BERLIN (Reuters) - The German economy started the third quarter on a weaker footing, the Finance Ministry said on Friday, putting the blame on a cooling global economy and uncertainties linked to Brexit and trade conflicts that are hurting exports.
The ministry also said in its monthly report that the domestic economy was weakening and the Federal Labour Office was seeing signs of a future rise in unemployment.
“The domestic economy is signaling slower activity,” the ministry said in its report. “Demand for new staff continues to weaken.”
It added that the services sector was still giving impetus to the labor market, whose resilience has been sustaining a consumption-driven cycle driven by the European Central Bank’s expansionary monetary policy.
“In the coming months the prospects for developments in unemployment have deteriorated,” the ministry said, referring to an assessment by the Labour Office research arm.
“On the other hand the employment trend remains robust albeit at a slower pace.”

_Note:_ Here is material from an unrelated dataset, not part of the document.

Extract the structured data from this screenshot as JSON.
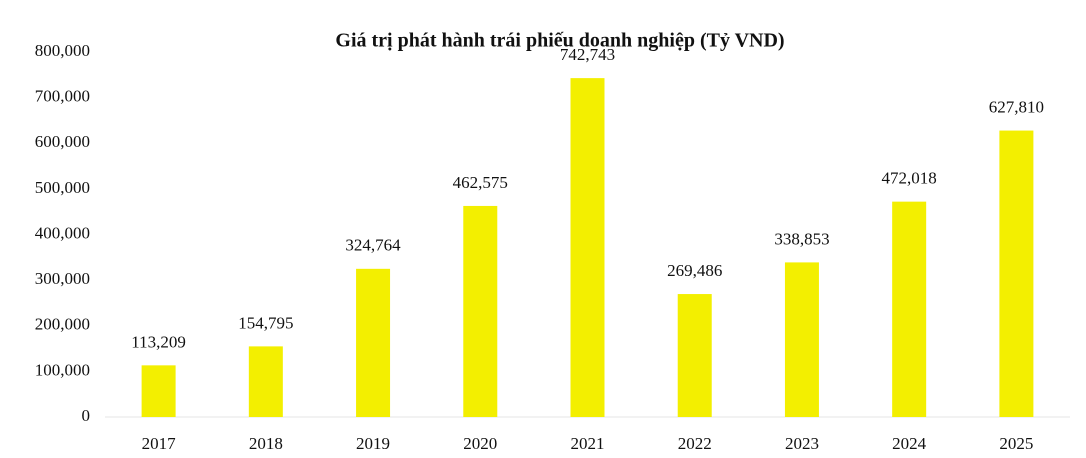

Germany’s gross domestic product contracted by 0.1% quarter-on-quarter in the second quarter due to weaker exports, with the decrease in foreign sales driven mainly by Britain and below-average demand from China.
German economic institutes expect Europe’s largest economy to fall into recession in the third quarter with a similar contraction to the one seen in the April-June period.
The government has resisted calls to take on new debt to finance a stimulus package, saying it would stick to its balanced budget policy.